Mark Hochhauser: However, a lot of patients aren’t that organized, or maybe they’re at a point in their life where, in terms of their own cognition, they just can’t think through all of that. It’s easy for those of us who can do it. We think everybody can do what we can do.
Helen Osborne: That’s true. What I do is I encourage others to do this or I help people, family members perhaps, who don’t have the wherewithal to be able to do that.

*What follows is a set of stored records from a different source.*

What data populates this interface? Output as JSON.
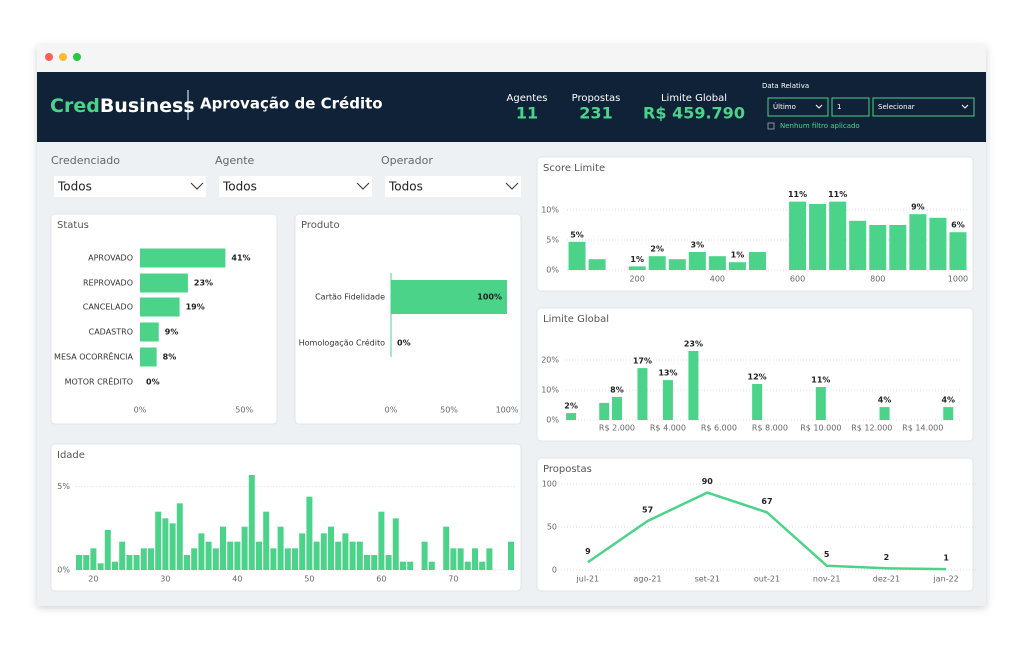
{
  "header": {
    "logo_a": "Cred",
    "logo_b": "Business",
    "title": "Aprovação de Crédito",
    "kpis": [
      {
        "label": "Agentes",
        "value": "11"
      },
      {
        "label": "Propostas",
        "value": "231"
      },
      {
        "label": "Limite Global",
        "value": "R$ 459.790"
      }
    ],
    "date_filter": {
      "label": "Data Relativa",
      "mode": "Último",
      "count": "1",
      "unit": "Selecionar",
      "status": "Nenhum filtro aplicado"
    }
  },
  "filters": [
    {
      "label": "Credenciado",
      "value": "Todos"
    },
    {
      "label": "Agente",
      "value": "Todos"
    },
    {
      "label": "Operador",
      "value": "Todos"
    }
  ],
  "chart_data": [
    {
      "type": "bar",
      "orientation": "horizontal",
      "title": "Status",
      "color": "#4cd38a",
      "categories": [
        "APROVADO",
        "REPROVADO",
        "CANCELADO",
        "CADASTRO",
        "MESA OCORRÊNCIA",
        "MOTOR CRÉDITO"
      ],
      "values": [
        41,
        23,
        19,
        9,
        8,
        0
      ],
      "value_labels": [
        "41%",
        "23%",
        "19%",
        "9%",
        "8%",
        "0%"
      ],
      "xlim": [
        0,
        60
      ],
      "xticks": [
        {
          "value": 0,
          "label": "0%"
        },
        {
          "value": 50,
          "label": "50%"
        }
      ]
    },
    {
      "type": "bar",
      "orientation": "horizontal",
      "title": "Produto",
      "color": "#4cd38a",
      "categories": [
        "Cartão Fidelidade",
        "Homologação Crédito"
      ],
      "values": [
        100,
        0
      ],
      "value_labels": [
        "100%",
        "0%"
      ],
      "xlim": [
        0,
        100
      ],
      "xticks": [
        {
          "value": 0,
          "label": "0%"
        },
        {
          "value": 50,
          "label": "50%"
        },
        {
          "value": 100,
          "label": "100%"
        }
      ]
    },
    {
      "type": "bar",
      "title": "Score Limite",
      "color": "#4cd38a",
      "x": [
        50,
        100,
        200,
        250,
        300,
        350,
        400,
        450,
        500,
        600,
        650,
        700,
        750,
        800,
        850,
        900,
        950,
        1000
      ],
      "values": [
        4.7,
        1.8,
        0.6,
        2.3,
        1.8,
        3.0,
        2.3,
        1.3,
        3.0,
        11.4,
        11.0,
        11.4,
        8.2,
        7.5,
        7.5,
        9.3,
        8.7,
        6.3
      ],
      "value_labels": [
        "5%",
        null,
        "1%",
        "2%",
        null,
        "3%",
        null,
        "1%",
        null,
        "11%",
        null,
        "11%",
        null,
        null,
        null,
        "9%",
        null,
        "6%"
      ],
      "xlim": [
        25,
        1025
      ],
      "xticks": [
        200,
        400,
        600,
        800,
        1000
      ],
      "ylim": [
        0,
        12.5
      ],
      "yticks": [
        {
          "value": 0,
          "label": "0%"
        },
        {
          "value": 5,
          "label": "5%"
        },
        {
          "value": 10,
          "label": "10%"
        }
      ],
      "grid": true
    },
    {
      "type": "bar",
      "title": "Limite Global",
      "color": "#4cd38a",
      "x": [
        200,
        1500,
        2000,
        3000,
        4000,
        5000,
        7500,
        10000,
        12500,
        15000
      ],
      "values": [
        2.3,
        5.7,
        7.7,
        17.3,
        13.3,
        23,
        12,
        11,
        4.3,
        4.3
      ],
      "value_labels": [
        "2%",
        null,
        "8%",
        "17%",
        "13%",
        "23%",
        "12%",
        "11%",
        "4%",
        "4%"
      ],
      "xlim": [
        0,
        15500
      ],
      "xticks": [
        {
          "value": 2000,
          "label": "R$ 2.000"
        },
        {
          "value": 4000,
          "label": "R$ 4.000"
        },
        {
          "value": 6000,
          "label": "R$ 6.000"
        },
        {
          "value": 8000,
          "label": "R$ 8.000"
        },
        {
          "value": 10000,
          "label": "R$ 10.000"
        },
        {
          "value": 12000,
          "label": "R$ 12.000"
        },
        {
          "value": 14000,
          "label": "R$ 14.000"
        }
      ],
      "ylim": [
        0,
        25
      ],
      "yticks": [
        {
          "value": 0,
          "label": "0%"
        },
        {
          "value": 10,
          "label": "10%"
        },
        {
          "value": 20,
          "label": "20%"
        }
      ],
      "grid": true
    },
    {
      "type": "bar",
      "title": "Idade",
      "color": "#4cd38a",
      "x": [
        18,
        19,
        20,
        21,
        22,
        23,
        24,
        25,
        26,
        27,
        28,
        29,
        30,
        31,
        32,
        33,
        34,
        35,
        36,
        37,
        38,
        39,
        40,
        41,
        42,
        43,
        44,
        45,
        46,
        47,
        48,
        49,
        50,
        51,
        52,
        53,
        54,
        55,
        56,
        57,
        58,
        59,
        60,
        61,
        62,
        63,
        64,
        66,
        67,
        69,
        70,
        71,
        72,
        73,
        74,
        75,
        78
      ],
      "values": [
        0.9,
        0.9,
        1.3,
        0.4,
        2.4,
        0.5,
        1.7,
        0.9,
        0.9,
        1.3,
        1.3,
        3.5,
        3.1,
        2.8,
        4.0,
        0.9,
        1.3,
        2.2,
        1.7,
        1.3,
        2.6,
        1.7,
        1.7,
        2.6,
        5.7,
        1.7,
        3.5,
        1.3,
        2.6,
        1.3,
        1.3,
        2.2,
        4.4,
        1.7,
        2.2,
        2.6,
        1.7,
        2.2,
        1.7,
        1.7,
        0.9,
        0.9,
        3.5,
        0.9,
        3.1,
        0.5,
        0.5,
        1.7,
        0.5,
        2.6,
        1.3,
        1.3,
        0.5,
        1.3,
        0.5,
        1.3,
        1.7
      ],
      "xlim": [
        17.5,
        78.5
      ],
      "xticks": [
        20,
        30,
        40,
        50,
        60,
        70
      ],
      "ylim": [
        0,
        6
      ],
      "yticks": [
        {
          "value": 0,
          "label": "0%"
        },
        {
          "value": 5,
          "label": "5%"
        }
      ],
      "grid": true
    },
    {
      "type": "line",
      "title": "Propostas",
      "color": "#4cd38a",
      "categories": [
        "jul-21",
        "ago-21",
        "set-21",
        "out-21",
        "nov-21",
        "dez-21",
        "jan-22"
      ],
      "values": [
        9,
        57,
        90,
        67,
        5,
        2,
        1
      ],
      "ylim": [
        0,
        100
      ],
      "yticks": [
        0,
        50,
        100
      ],
      "grid": true
    }
  ]
}
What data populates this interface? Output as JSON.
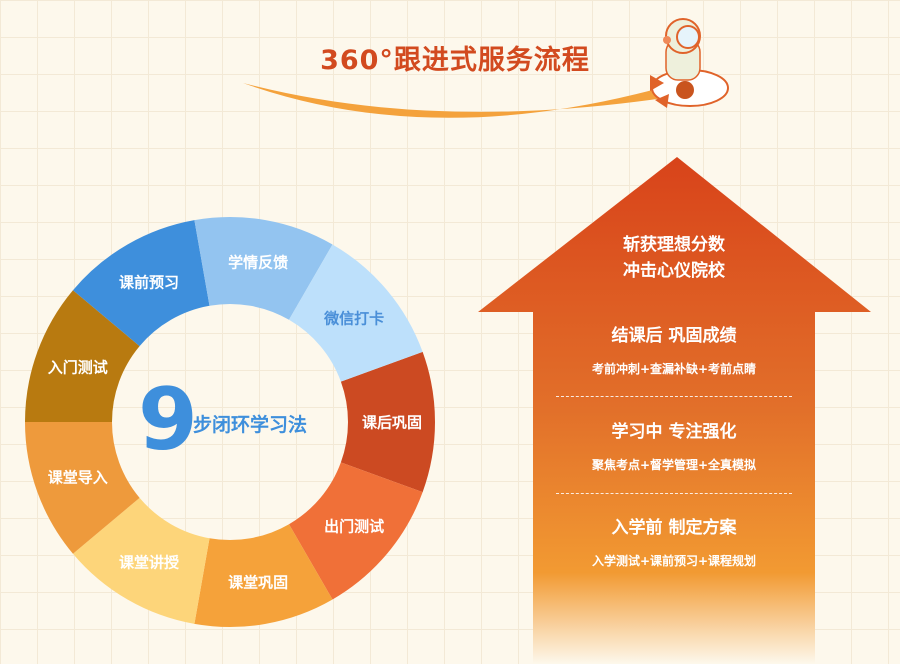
{
  "header": {
    "title": "360°跟进式服务流程"
  },
  "cycle": {
    "number": "9",
    "label": "步闭环学习法",
    "segments": [
      {
        "label": "课后巩固",
        "color": "#cc4a22",
        "text_color": "#ffffff"
      },
      {
        "label": "出门测试",
        "color": "#f07038",
        "text_color": "#ffffff"
      },
      {
        "label": "课堂巩固",
        "color": "#f5a23a",
        "text_color": "#ffffff"
      },
      {
        "label": "课堂讲授",
        "color": "#fdd57a",
        "text_color": "#ffffff"
      },
      {
        "label": "课堂导入",
        "color": "#ee9a3c",
        "text_color": "#ffffff"
      },
      {
        "label": "入门测试",
        "color": "#b87a10",
        "text_color": "#ffffff"
      },
      {
        "label": "课前预习",
        "color": "#3e8fdc",
        "text_color": "#ffffff"
      },
      {
        "label": "学情反馈",
        "color": "#93c4f0",
        "text_color": "#ffffff"
      },
      {
        "label": "微信打卡",
        "color": "#bde0fb",
        "text_color": "#4a8fd8"
      }
    ]
  },
  "arrow": {
    "goal_line1": "斩获理想分数",
    "goal_line2": "冲击心仪院校",
    "stages": [
      {
        "title": "结课后 巩固成绩",
        "detail": "考前冲刺+查漏补缺+考前点睛"
      },
      {
        "title": "学习中 专注强化",
        "detail": "聚焦考点+督学管理+全真模拟"
      },
      {
        "title": "入学前 制定方案",
        "detail": "入学测试+课前预习+课程规划"
      }
    ],
    "colors": {
      "top": "#d8431a",
      "middle": "#f0952e",
      "bottom": "#fdf8ec"
    }
  }
}
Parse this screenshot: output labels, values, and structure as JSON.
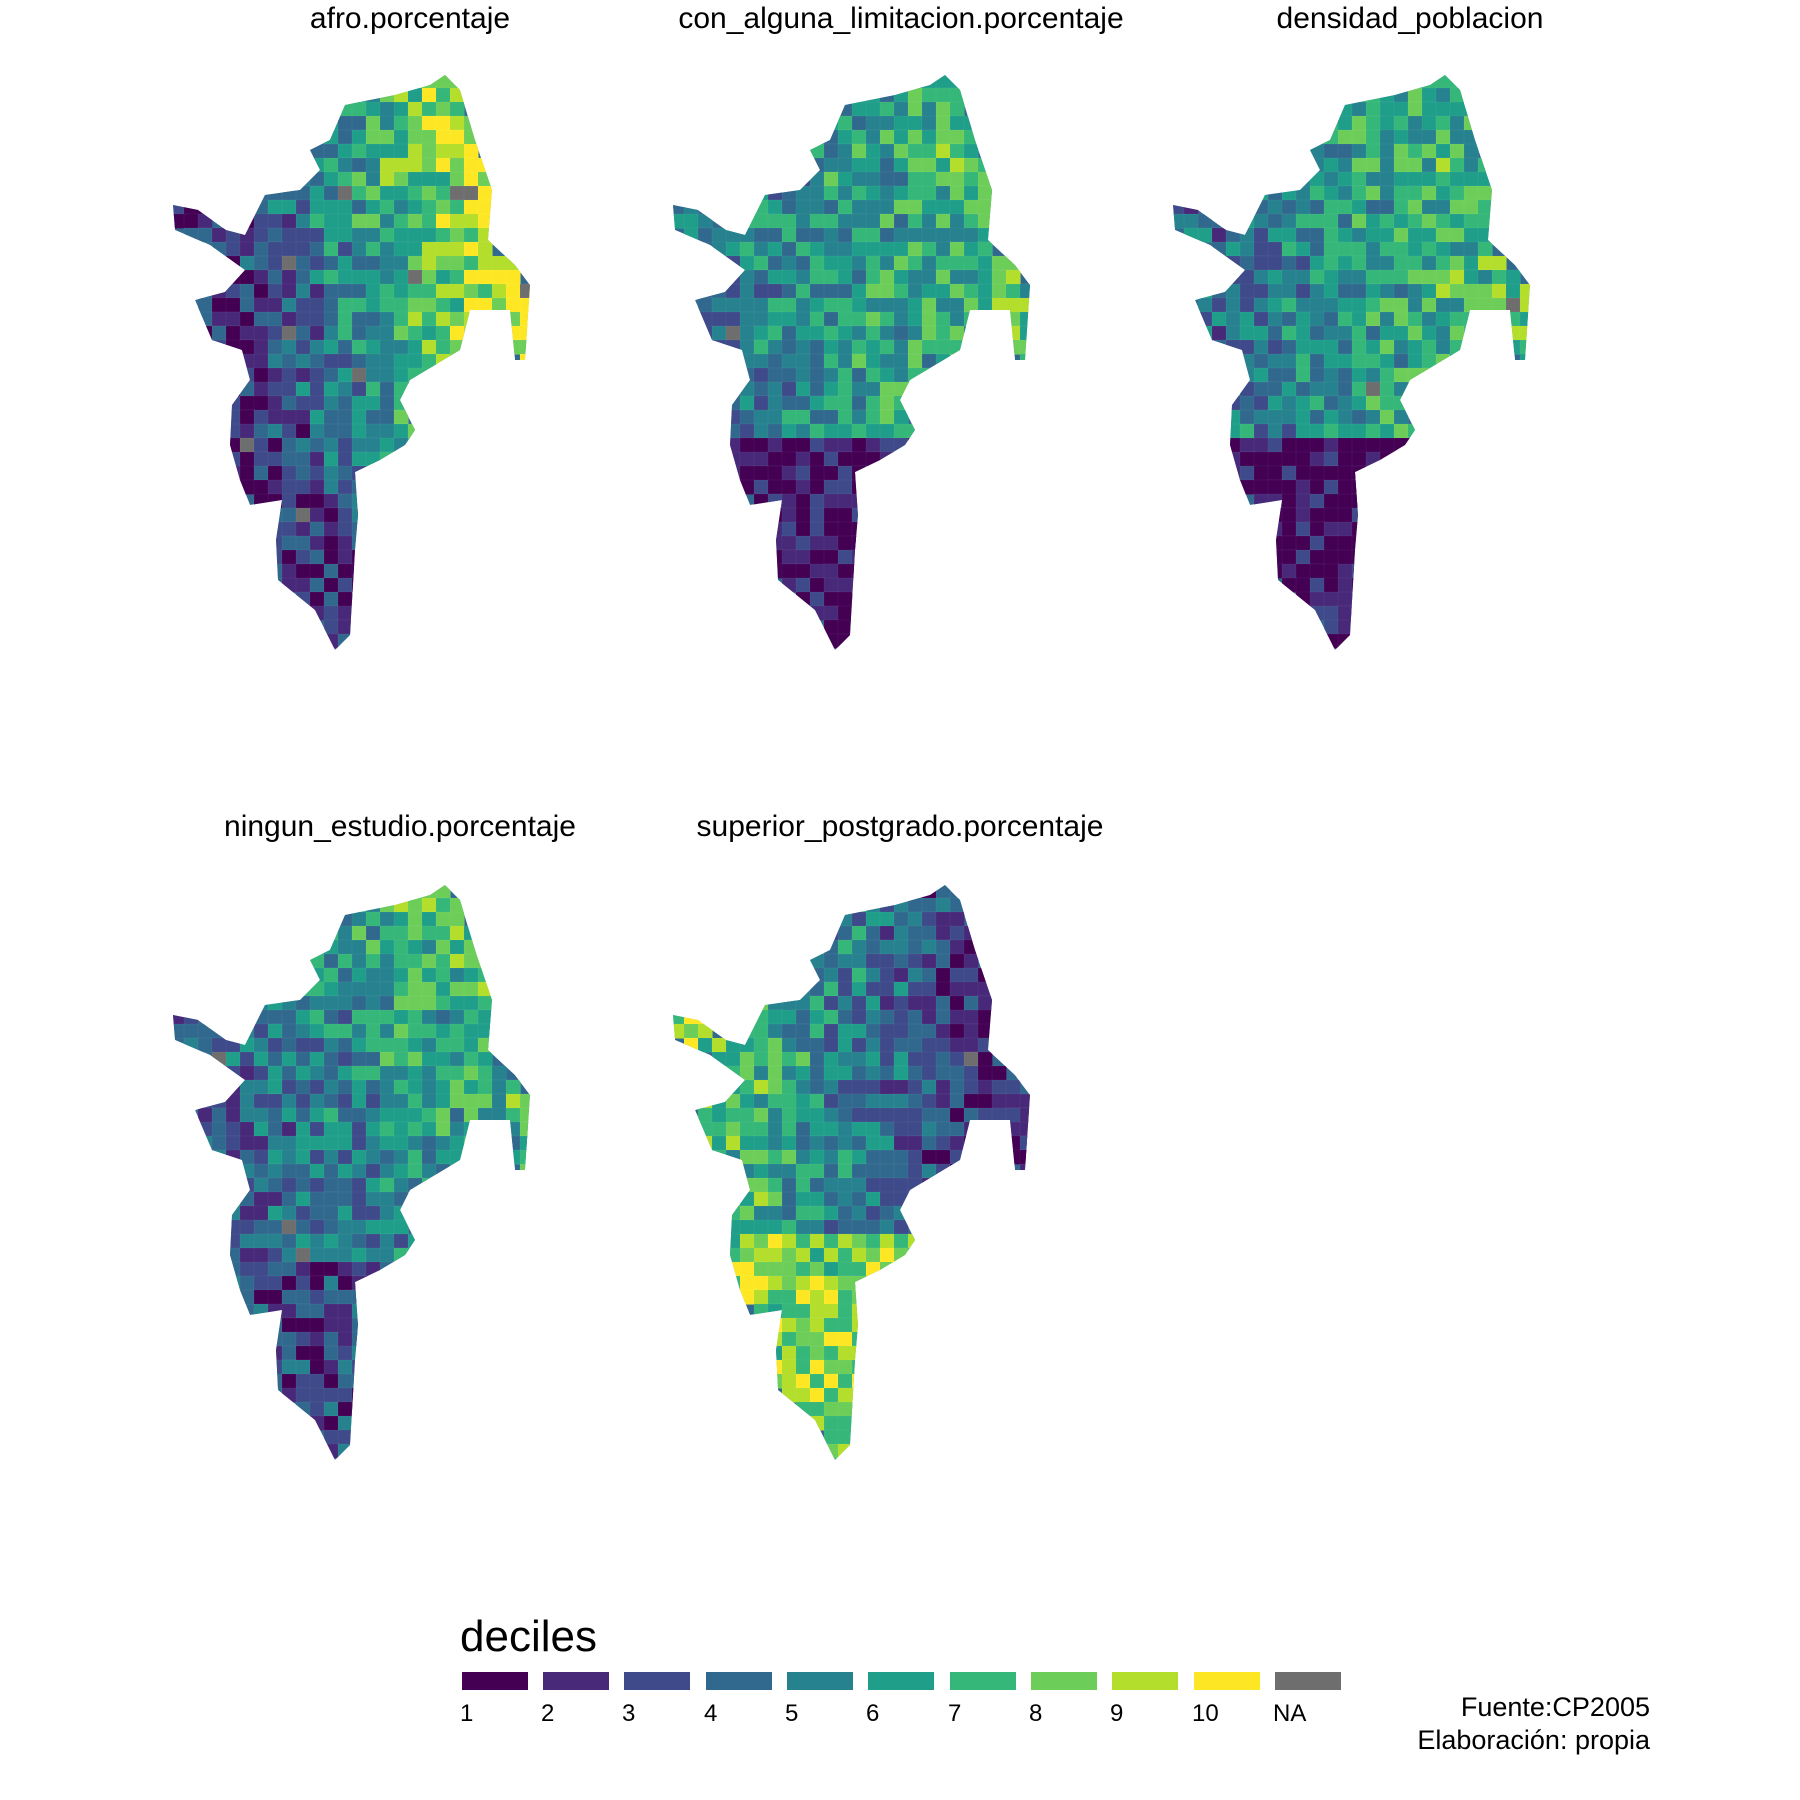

I’ll go over it and say, “What are the questions? What do you want to know more about?” I’ll help them do that.
The other thing, Mark, you talked about, and I can certainly relate to, is that retrieval where you have to come up with that factor, name, clue or word for your crossword puzzle hours later.
I would hope for our listeners out there that there’s some way to build in some follow-up system that one appointment is not the only encounter to exchange information. There are ways to learn more later on.
I would love it if people can offer those opportunities, be it written information, a follow-up phone call or another visit. Continue that learning in not just one big burst.
Mark Hochhauser: Exactly. One of the new technology procedures is that many physicians, clinics and practices have a patient portal in which you can email. You probably won’t get to talk to the physician, but maybe the physician’s nurse and sometimes it gets passed on.
My wife and I have both used these. It’s a way if you’re not in a rush and it’s not an emergency that you can ask questions and get them answered. It may take three days for the processing to take place.
For a variety of reasons, especially among older adults, they don’t use patient portals very much. Part of it is the technology, the complexity, having to remember a login name and a password or maybe having half a dozen different providers, and they’ve all got fragmented pieces of your healthcare.
They may be able to work that out down the road, but there are ways for patients to contact providers to get questions answered.
Helen Osborne: I’m so glad you addressed that because what we’re talking about is the reality of now and the realistic changes that happen over time.
You’re talking about the future and as you’re talking about it, I see hope, opportunity and tools that help us, and I think that in part that has to do with technology.
Even when you talked in the beginning about not remembering directions, or I talked about not remembering phone numbers, we now have devices that can help us with that.
Mark, I thank you so much. I am so glad you are my health literacy colleague and my go-to person about this psychology part, because we need to consider that in order for all of us to help improve health understanding.
Thanks for being a guest on Health Literacy Out Loud. And Mark, thanks for doing all you do.
Mark Hochhauser: Thank you so much, Helen.
Helen Osborne: As we just heard from Mark Hochhauser, it’s important to consider cognition and those lifespan changes that happen too. But doing so isn’t always easy.